Henry’s Fork Foundation awarded nonprofit Excellence Award

    Mick Mickelson, one of the Foundation’s founders, is third from left in the photo, and Brandon Hoffner, executive director, is fourth from left.
    Mick Mickelson, one of the Foundation’s founders, is third from left in the photo, and Brandon Hoffner, executive director, is fourth from left.

    Local efforts pay big dividends

    ASHTON — The Henry’s Fork Foundation (HFF), celebrating its 30th anniversary this year, has been recognized for its accomplishments by the Idaho Nonprofit Center (INC) in Boise.

    HFF Executive Director Brandon Hoffner and former Board Chairman Mick Mickelson, accepted the INC’s Excellence Award at the center’s 11th annual Idaho Statewide Nonprofit Conference in Boise in September.

    The Henry’s Fork Foundation was one of six nonprofit organizations chosen from a field of 100 nominees. “The awards spotlight the enormously important roles of thousands of nonprofit organizations across Idaho that make a difference every day,” according to an INC news release.

    The center represents the interests of the 4,800 charitable nonprofits in Idaho and their nearly 50,000 employees and 400,000 volunteers.

    “We appreciate the recognition of our efforts to keep the Henry’s Fork healthy and productive,” said Hoffner. “We were the only conservation organization among the recipients and we want to thank the INC for the award.”

    The HFF, based in Ashton, employs seven people and utilizes many volunteers from its 3,000 members and various organizations such as Idaho Master Naturalists and Boy Scouts of America. Summer interns from six major U.S. colleges and universities work on research and restoration projects throughout the Henry’s Fork watershed.

    The foundation’s sole purpose is to conserve, protect and restore the unique fisheries, wildlife and aesthetic qualities of the Henry’s Fork and its watershed. In the past year, the foundation has begun a multi-year project to install water quality monitoring equipment through the watershed to track data about dissolved oxygen, sediment, phosphorus and temperature.

    Four Sondes were installed this summer. A Sonde is a water quality monitoring instrument that may be stationary or may move up and down a water column, measuring elements such as water temperature, dissolved oxygen, pH turbidity and depth.

    Three more will be installed over each of the next two years. The data will allow the foundation and other organizations and agencies to identify and mitigate potential risks to wild trout growth and survival for decades to come.

    Science and the environment

    The HFF has been instrumental in improving fish passage at the Buffalo River Dam near Pond’s Lodge and installing a fish ladder at the Chester Dam where video camera will allow remote monitoring of the fish. The ladders allows fish to move freely up and down the river for the first time since its construction 70 years ago.

    The foundation also supports genetic analysis and tagging that allows the tracking of individual fish to determine the contribution of the Buffalo River to the wild trout population of the Henry’s Fork.

    The foundation is also studying the habitat preferences of adult rainbow trout, specifically through Harriman State Park, that will provide information needed to ensure optimal summer habitat.

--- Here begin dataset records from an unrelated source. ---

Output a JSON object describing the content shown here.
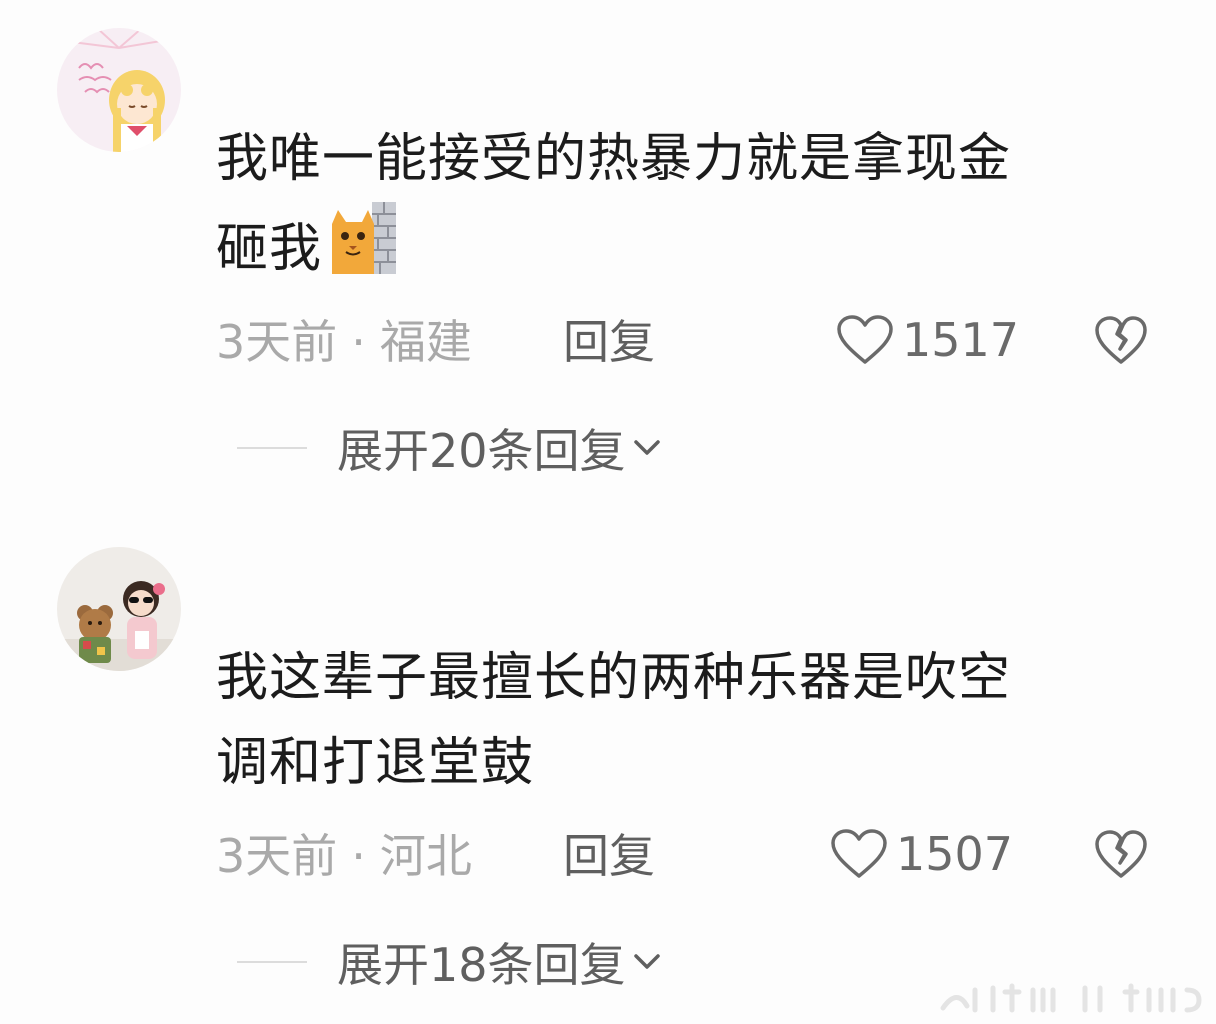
{
  "comments": [
    {
      "avatar": "sailor-moon-avatar",
      "text_line1": "我唯一能接受的热暴力就是拿现金",
      "text_line2": "砸我",
      "emoji": "cat-behind-wall-emoji",
      "time": "3天前",
      "location": "福建",
      "reply_label": "回复",
      "likes": "1517",
      "expand_label": "展开20条回复"
    },
    {
      "avatar": "girl-with-teddy-avatar",
      "text_line1": "我这辈子最擅长的两种乐器是吹空",
      "text_line2": "调和打退堂鼓",
      "time": "3天前",
      "location": "河北",
      "reply_label": "回复",
      "likes": "1507",
      "expand_label": "展开18条回复"
    }
  ],
  "separator": "·",
  "colors": {
    "text": "#1c1c1c",
    "meta": "#a9a9a9",
    "action": "#5f5f5f",
    "background": "#fdfdfd"
  }
}
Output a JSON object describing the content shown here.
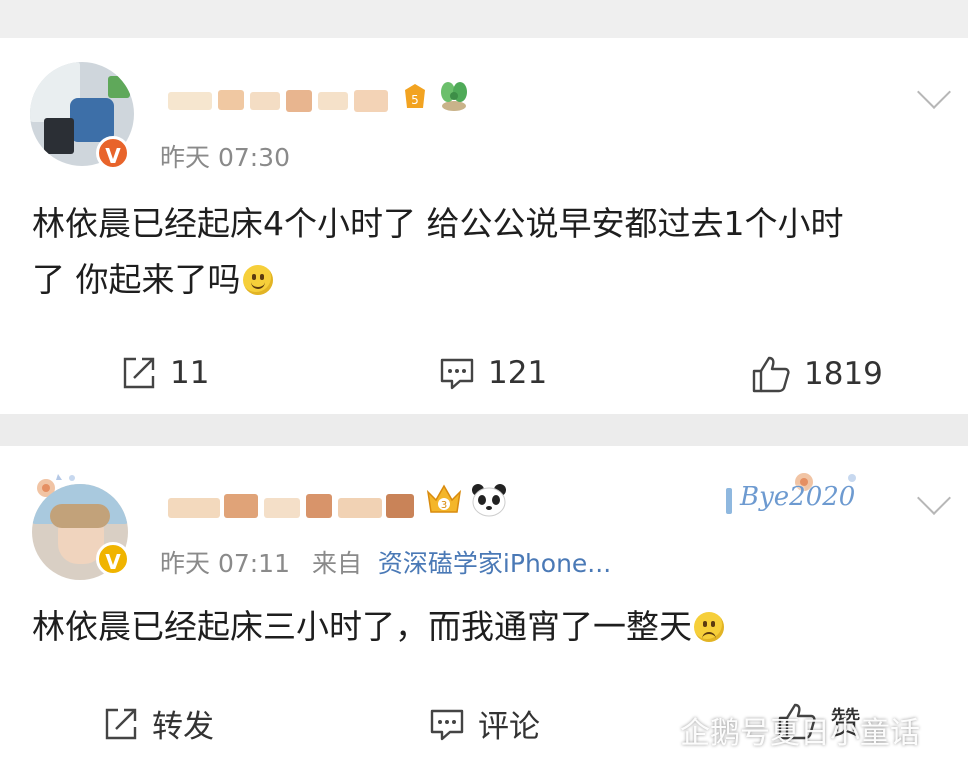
{
  "posts": [
    {
      "time": "昨天 07:30",
      "text_line1": "林依晨已经起床4个小时了 给公公说早安都过去1个小时",
      "text_line2": "了 你起来了吗",
      "actions": {
        "repost": "11",
        "comment": "121",
        "like": "1819"
      },
      "verified_badge": "V",
      "badge_color": "#e8642b"
    },
    {
      "time": "昨天 07:11",
      "from_label": "来自",
      "source": "资深磕学家iPhone...",
      "text": "林依晨已经起床三小时了，而我通宵了一整天",
      "actions": {
        "repost": "转发",
        "comment": "评论",
        "like": "赞"
      },
      "verified_badge": "V",
      "badge_color": "#f0b400",
      "sticker_text": "Bye2020"
    }
  ],
  "watermark": "企鹅号夏日小童话",
  "colors": {
    "meta_gray": "#8a8a8a",
    "source_blue": "#4a79b6",
    "divider": "#ececec"
  }
}
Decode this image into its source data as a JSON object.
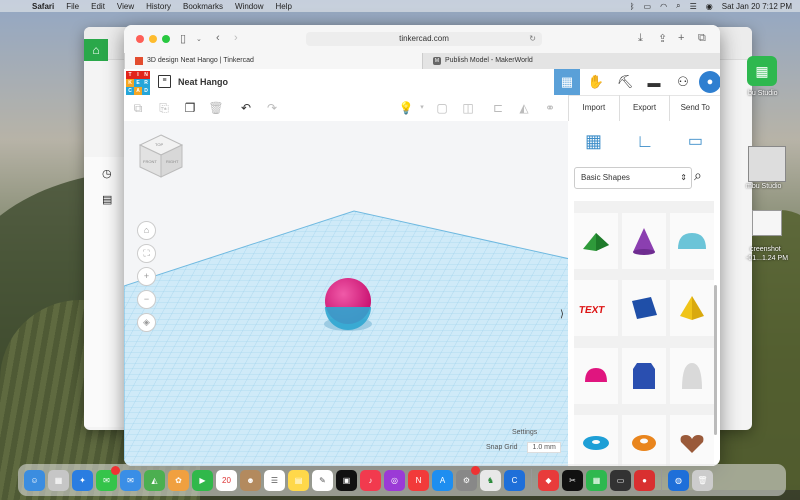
{
  "menubar": {
    "app": "Safari",
    "items": [
      "File",
      "Edit",
      "View",
      "History",
      "Bookmarks",
      "Window",
      "Help"
    ],
    "datetime": "Sat Jan 20  7:12 PM"
  },
  "desktop": {
    "bambu_label": "bu Studio",
    "screenshot_label": "creenshot",
    "screenshot_sub": "-01...1.24 PM",
    "bambu_label2": "mbu Studio"
  },
  "safari": {
    "url": "tinkercad.com",
    "tabs": [
      {
        "label": "3D design Neat Hango | Tinkercad",
        "active": true
      },
      {
        "label": "Publish Model - MakerWorld",
        "active": false
      }
    ]
  },
  "tinkercad": {
    "logo_letters": [
      "T",
      "I",
      "N",
      "K",
      "E",
      "R",
      "C",
      "A",
      "D"
    ],
    "logo_colors": [
      "#e2231a",
      "#e2231a",
      "#e2231a",
      "#f5a623",
      "#25a6d9",
      "#25a6d9",
      "#25a6d9",
      "#f5a623",
      "#25a6d9"
    ],
    "design_name": "Neat Hango",
    "header_icons": [
      "grid-view-icon",
      "paw-icon",
      "pickaxe-icon",
      "brick-icon",
      "add-user-icon",
      "avatar-icon"
    ],
    "buttons": [
      "Import",
      "Export",
      "Send To"
    ],
    "shape_dropdown": "Basic Shapes",
    "settings_label": "Settings",
    "snap_grid_label": "Snap Grid",
    "snap_grid_value": "1.0 mm",
    "viewcube": {
      "top": "TOP",
      "front": "FRONT",
      "right": "RIGHT"
    }
  },
  "colors": {
    "accent_blue": "#5aa0d8",
    "sphere_pink": "#e0157f",
    "sphere_blue": "#2fa6d0",
    "workplane": "#bfe3f5"
  }
}
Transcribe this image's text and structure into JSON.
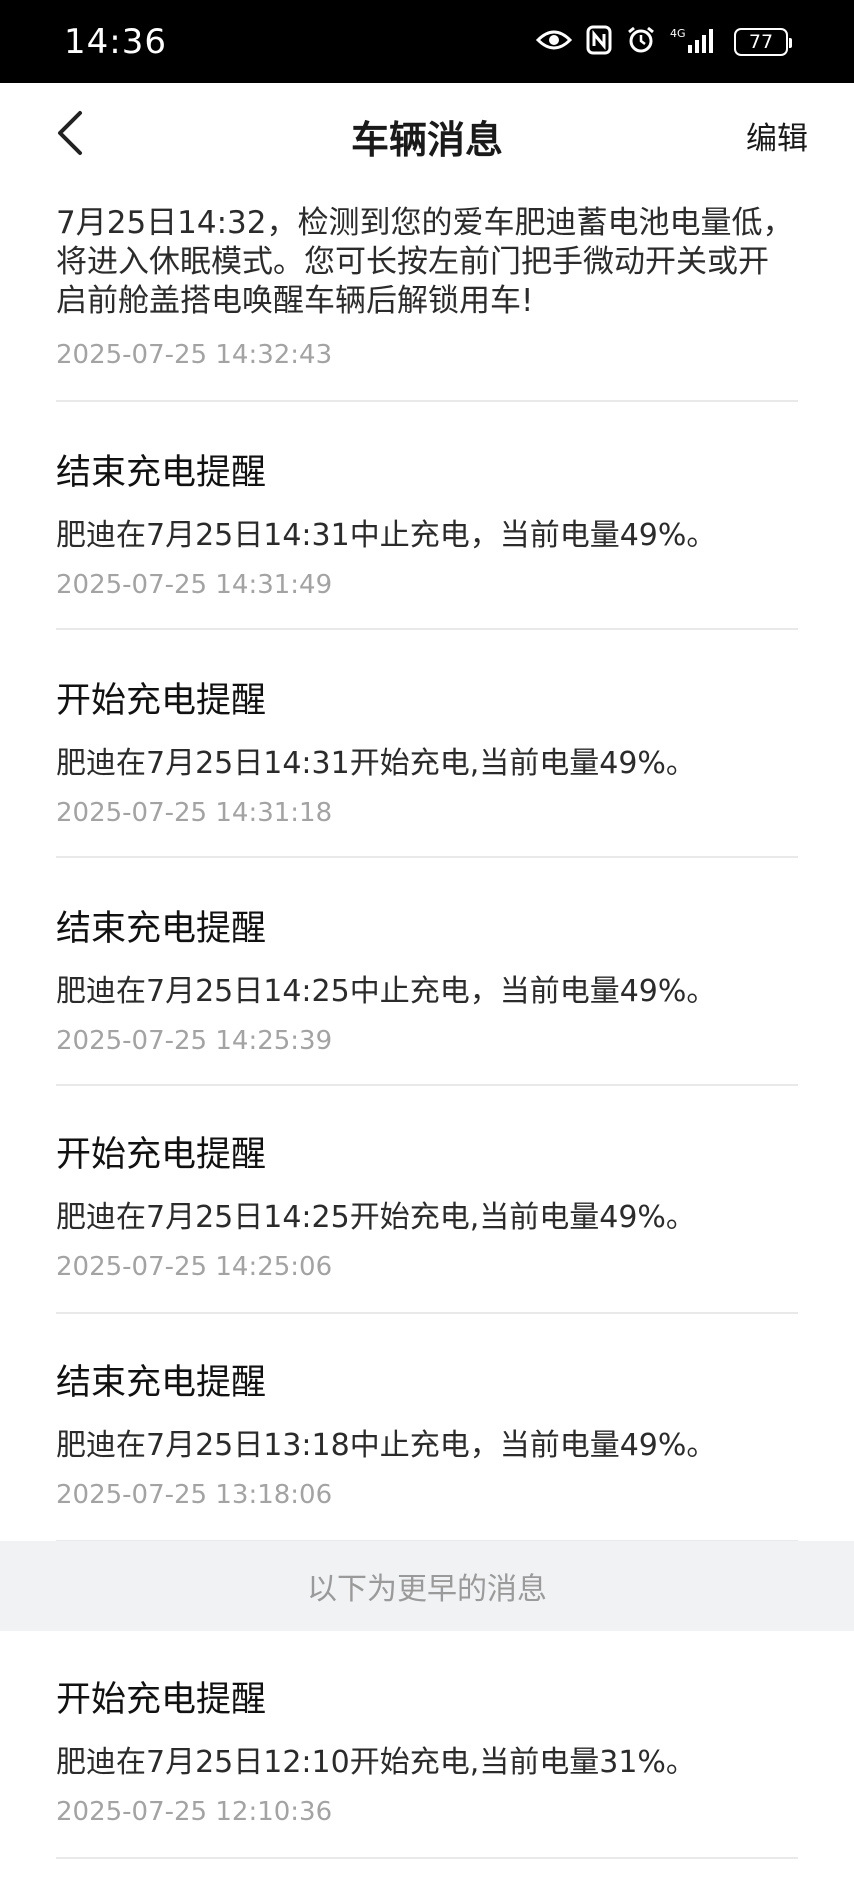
{
  "status_bar": {
    "time": "14:36",
    "battery": "77",
    "network": "4G",
    "icons": [
      "eye-icon",
      "nfc-icon",
      "alarm-icon",
      "signal-icon",
      "battery-icon"
    ]
  },
  "header": {
    "title": "车辆消息",
    "edit_label": "编辑"
  },
  "messages": [
    {
      "body": "7月25日14:32，检测到您的爱车肥迪蓄电池电量低，将进入休眠模式。您可长按左前门把手微动开关或开启前舱盖搭电唤醒车辆后解锁用车!",
      "time": "2025-07-25 14:32:43"
    },
    {
      "title": "结束充电提醒",
      "body": "肥迪在7月25日14:31中止充电，当前电量49%。",
      "time": "2025-07-25 14:31:49"
    },
    {
      "title": "开始充电提醒",
      "body": "肥迪在7月25日14:31开始充电,当前电量49%。",
      "time": "2025-07-25 14:31:18"
    },
    {
      "title": "结束充电提醒",
      "body": "肥迪在7月25日14:25中止充电，当前电量49%。",
      "time": "2025-07-25 14:25:39"
    },
    {
      "title": "开始充电提醒",
      "body": "肥迪在7月25日14:25开始充电,当前电量49%。",
      "time": "2025-07-25 14:25:06"
    },
    {
      "title": "结束充电提醒",
      "body": "肥迪在7月25日13:18中止充电，当前电量49%。",
      "time": "2025-07-25 13:18:06"
    }
  ],
  "earlier_banner": "以下为更早的消息",
  "earlier_messages": [
    {
      "title": "开始充电提醒",
      "body": "肥迪在7月25日12:10开始充电,当前电量31%。",
      "time": "2025-07-25 12:10:36"
    }
  ],
  "colors": {
    "title_text": "#111111",
    "body_text": "#2b2b2b",
    "timestamp_text": "#a3a3a3",
    "banner_bg": "#f1f2f4",
    "divider": "#e9e9e9"
  }
}
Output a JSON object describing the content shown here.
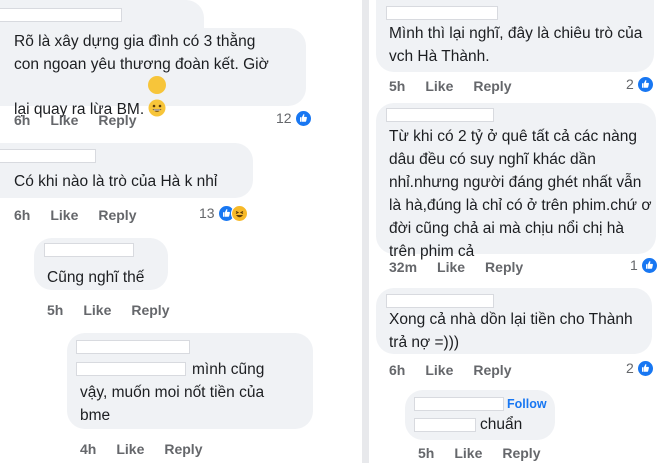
{
  "colors": {
    "bubble": "#f0f2f5",
    "meta_text": "#65676b",
    "like_blue": "#1877f2",
    "haha_yellow": "#f7b928",
    "divider": "#e8e9ec"
  },
  "left": {
    "c1": {
      "text": "Rõ là xây dựng gia đình có 3 thằng\ncon ngoan yêu thương đoàn kết. Giờ\nlại quay ra lừa BM.",
      "time": "6h",
      "like": "Like",
      "reply": "Reply",
      "count": "12",
      "emoji": "grinning-face-icon",
      "reactions": [
        "like-icon"
      ]
    },
    "c2": {
      "text": "Có khi nào là trò của Hà k nhỉ",
      "time": "6h",
      "like": "Like",
      "reply": "Reply",
      "count": "13",
      "reactions": [
        "like-icon",
        "haha-icon"
      ]
    },
    "c3": {
      "text": "Cũng nghĩ thế",
      "time": "5h",
      "like": "Like",
      "reply": "Reply"
    },
    "c4": {
      "text_first": "mình cũng",
      "text_rest": "vậy, muốn moi nốt tiền của\nbme",
      "time": "4h",
      "like": "Like",
      "reply": "Reply"
    }
  },
  "right": {
    "c1": {
      "text": "Mình thì lại nghĩ, đây là chiêu trò của\nvch Hà Thành.",
      "time": "5h",
      "like": "Like",
      "reply": "Reply",
      "count": "2",
      "reactions": [
        "like-icon"
      ]
    },
    "c2": {
      "text": "Từ khi có 2 tỷ ở quê tất cả các nàng\ndâu đều có suy nghĩ khác dần\nnhỉ.nhưng người đáng ghét nhất vẫn\nlà hà,đúng là chỉ có ở trên phim.chứ ơ\nđời cũng chả ai mà chịu nổi chị hà\ntrên phim cả",
      "time": "32m",
      "like": "Like",
      "reply": "Reply",
      "count": "1",
      "reactions": [
        "like-icon"
      ]
    },
    "c3": {
      "text": "Xong cả nhà dồn lại tiền cho Thành\ntrả nợ =)))",
      "time": "6h",
      "like": "Like",
      "reply": "Reply",
      "count": "2",
      "reactions": [
        "like-icon"
      ]
    },
    "c4": {
      "follow": "Follow",
      "text": "chuẩn",
      "time": "5h",
      "like": "Like",
      "reply": "Reply"
    }
  }
}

    HFF has participated in major stream restoration and rehabilitation on Sheridan and Fish creeks and on the Henry’s Lake Outlet, returning those streams to their original channels. Miles of fences have been installed and are maintained to prevent damage to river and stream banks by livestock.

    The foundation partnered with the Fremont-Madison Irrigation District 20 years ago to form the Henry’s Fork Watershed Council, which facilitates cooperation among conservation organizations, government agencies, and water users throughout the watershed.

    Educating youth and more

    Through its Trout in the Classroom and Youth on the Fly programs, the foundation has begun educating fifth-graders about the benefits of healthy rivers and the fun of fly fishing. This year, the program also reached out to the mothers of the kids.

    The foundation has helped to protect wintering trumpeter swans, clean up trash along rivers and highways, install monofilament recycling and wader washing stations and study the economic benefits of the fishing industry to the area economy.